Unique Ratio#
Check: unique-ratio-check
Purpose: Checks whether the ratio of unique (non-null) values in a specified column meets or exceeds a configured threshold. A row does not directly fail; instead, the dataset is considered invalid if the proportion of unique values is too low.
Note
If the configured
min-ratio
is not met, the check fails.Null values are excluded from the uniqueness calculation.

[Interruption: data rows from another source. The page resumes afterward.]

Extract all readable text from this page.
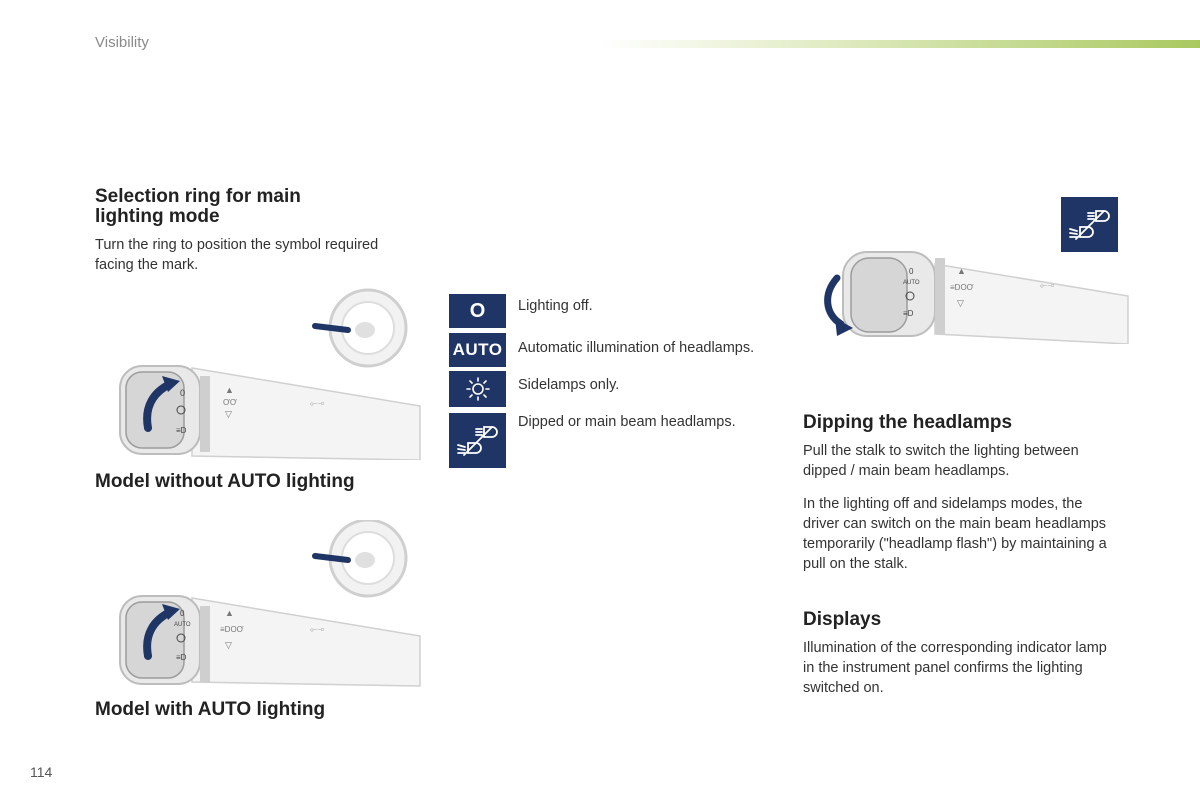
Visibility
Selection ring for main
lighting mode
Turn the ring to position the symbol required
facing the mark.
0
≡D
▲
ƠƠ
▽
⟜⊸
Model without AUTO lighting
0
AUTO
≡D
▲
≡DOƠ
▽
⟜⊸
Model with AUTO lighting
O Lighting off.
AUTO Automatic illumination of headlamps.
Sidelamps only.
Dipped or main beam headlamps.
0
AUTO
≡D
▲
≡DOƠ
▽
⟜⊸
Dipping the headlamps
Pull the stalk to switch the lighting between
dipped / main beam headlamps.
In the lighting off and sidelamps modes, the
driver can switch on the main beam headlamps
temporarily ("headlamp flash") by maintaining a
pull on the stalk.
Displays
Illumination of the corresponding indicator lamp
in the instrument panel confirms the lighting
switched on.
114
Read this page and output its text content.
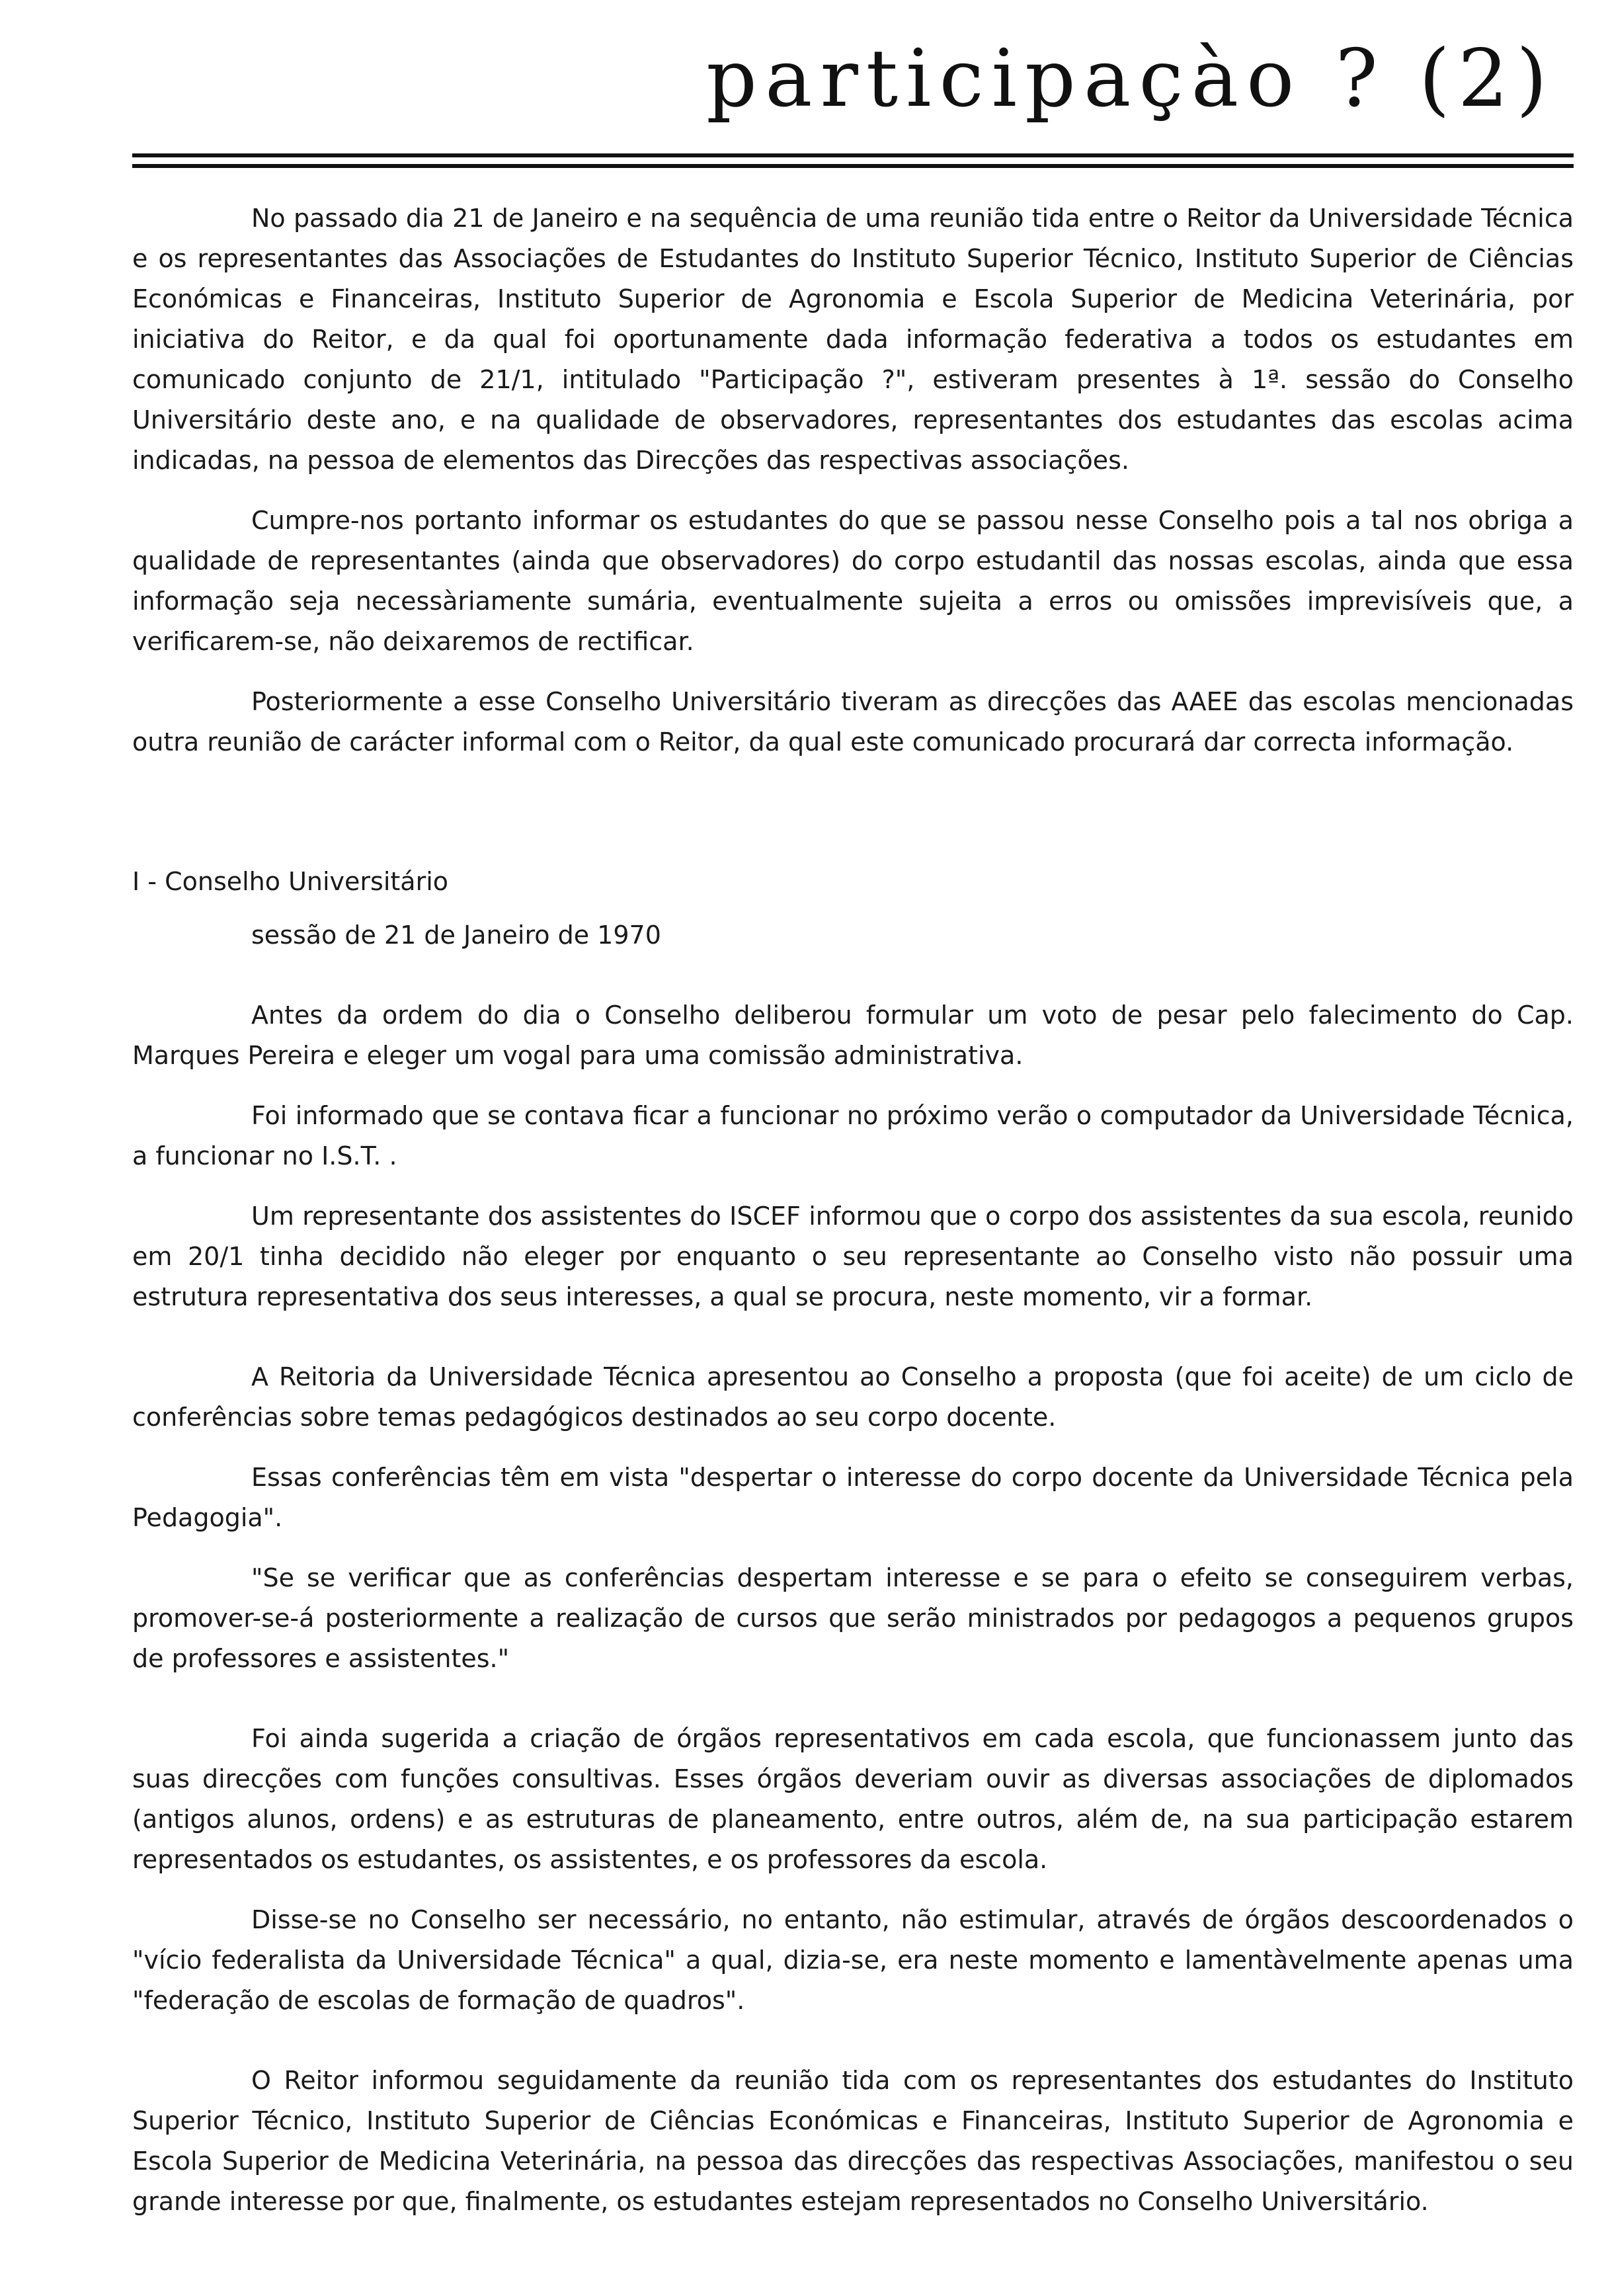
participaçào ? (2)

No passado dia 21 de Janeiro e na sequência de uma reunião tida entre o Reitor da Universidade Técnica e os representantes das Associações de Estudantes do Instituto Superior Técnico, Instituto Superior de Ciências Económicas e Financeiras, Instituto Superior de Agronomia e Escola Superior de Medicina Veterinária, por iniciativa do Reitor, e da qual foi oportunamente dada informação federativa a todos os estudantes em comunicado conjunto de 21/1, intitulado "Participação ?", estiveram presentes à 1ª. sessão do Conselho Universitário deste ano, e na qualidade de observadores, representantes dos estudantes das escolas acima indicadas, na pessoa de elementos das Direcções das respectivas associações.

Cumpre-nos portanto informar os estudantes do que se passou nesse Conselho pois a tal nos obriga a qualidade de representantes (ainda que observadores) do corpo estudantil das nossas escolas, ainda que essa informação seja necessàriamente sumária, eventualmente sujeita a erros ou omissões imprevisíveis que, a verificarem-se, não deixaremos de rectificar.

Posteriormente a esse Conselho Universitário tiveram as direcções das AAEE das escolas mencionadas outra reunião de carácter informal com o Reitor, da qual este comunicado procurará dar correcta informação.

I - Conselho Universitário

sessão de 21 de Janeiro de 1970

Antes da ordem do dia o Conselho deliberou formular um voto de pesar pelo falecimento do Cap. Marques Pereira e eleger um vogal para uma comissão administrativa.

Foi informado que se contava ficar a funcionar no próximo verão o computador da Universidade Técnica, a funcionar no I.S.T. .

Um representante dos assistentes do ISCEF informou que o corpo dos assistentes da sua escola, reunido em 20/1 tinha decidido não eleger por enquanto o seu representante ao Conselho visto não possuir uma estrutura representativa dos seus interesses, a qual se procura, neste momento, vir a formar.

A Reitoria da Universidade Técnica apresentou ao Conselho a proposta (que foi aceite) de um ciclo de conferências sobre temas pedagógicos destinados ao seu corpo docente.

Essas conferências têm em vista "despertar o interesse do corpo docente da Universidade Técnica pela Pedagogia".

"Se se verificar que as conferências despertam interesse e se para o efeito se conseguirem verbas, promover-se-á posteriormente a realização de cursos que serão ministrados por pedagogos a pequenos grupos de professores e assistentes."

Foi ainda sugerida a criação de órgãos representativos em cada escola, que funcionassem junto das suas direcções com funções consultivas. Esses órgãos deveriam ouvir as diversas associações de diplomados (antigos alunos, ordens) e as estruturas de planeamento, entre outros, além de, na sua participação estarem representados os estudantes, os assistentes, e os professores da escola.

Disse-se no Conselho ser necessário, no entanto, não estimular, através de órgãos descoordenados o "vício federalista da Universidade Técnica" a qual, dizia-se, era neste momento e lamentàvelmente apenas uma "federação de escolas de formação de quadros".

O Reitor informou seguidamente da reunião tida com os representantes dos estudantes do Instituto Superior Técnico, Instituto Superior de Ciências Económicas e Financeiras, Instituto Superior de Agronomia e Escola Superior de Medicina Veterinária, na pessoa das direcções das respectivas Associações, manifestou o seu grande interesse por que, finalmente, os estudantes estejam representados no Conselho Universitário.
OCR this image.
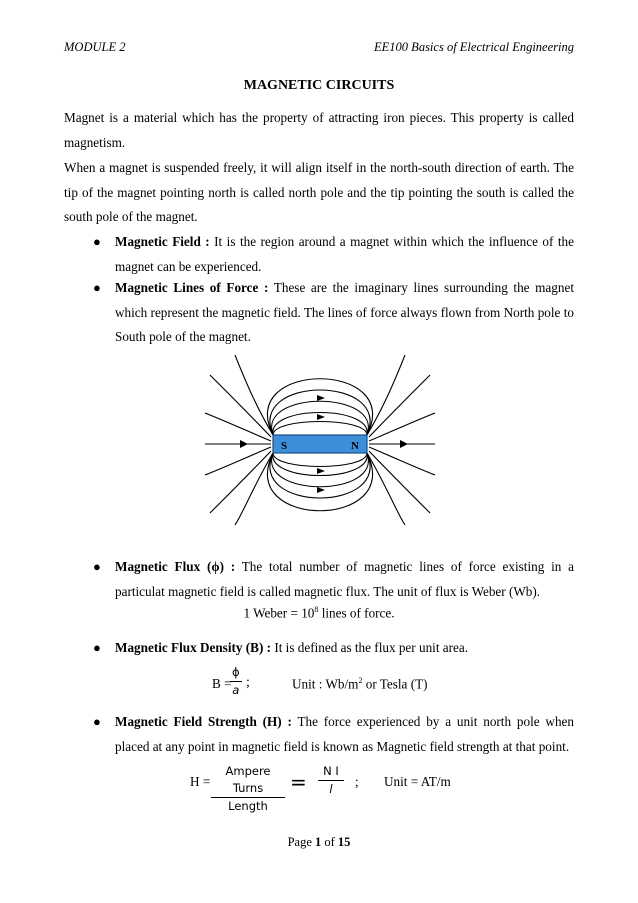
MODULE 2	EE100 Basics of Electrical Engineering
MAGNETIC CIRCUITS
Magnet is a material which has the property of attracting iron pieces. This property is called magnetism.
When a magnet is suspended freely, it will align itself in the north-south direction of earth. The tip of the magnet pointing north is called north pole and the tip pointing the south is called the south pole of the magnet.
● Magnetic Field : It is the region around a magnet within which the influence of the magnet can be experienced.
● Magnetic Lines of Force : These are the imaginary lines surrounding the magnet which represent the magnetic field. The lines of force always flown from North pole to South pole of the magnet.
S	N
● Magnetic Flux (ϕ) : The total number of magnetic lines of force existing in a particulat magnetic field is called magnetic flux. The unit of flux is Weber (Wb).
1 Weber = $10^8$ lines of force.
● Magnetic Flux Density (B) : It is defined as the flux per unit area.
B =
$\frac{\phi}{a}$ ;	Unit : $Wb/m^2$ or Tesla (T)
● Magnetic Field Strength (H) : The force experienced by a unit north pole when placed at any point in magnetic field is known as Magnetic field strength at that point.
H =
Ampere Turns
Length
= $\frac{\text{N I}}{l}$ ; Unit = AT/m
Page 1 of 15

The total number of rows is used as the denominator (including nulls).
Python Configuration#
from sparkdq.checks import UniqueRatioCheckConfig
from sparkdq.core import Severity
UniqueRatioCheckConfig(
check_id="vendor-id-uniqueness",
column="VendorID",
min_ratio=0.7,
severity=Severity.CRITICAL
)
Declarative Configuration#
- check: unique-ratio-check
check-id: vendor-id-uniqueness
column: VendorID
min-ratio: 0.7
severity: critical
Typical Use Cases#
✅ Ensure that a column intended to be mostly unique (e.g., IDs, hashes) behaves as expected.
✅ Detect issues where only a few values are repeated frequently, reducing feature usefulness.
✅ Prevent downstream errors due to low-entropy or non-discriminative values.
✅ Support feature quality checks in ML preprocessing pipelines.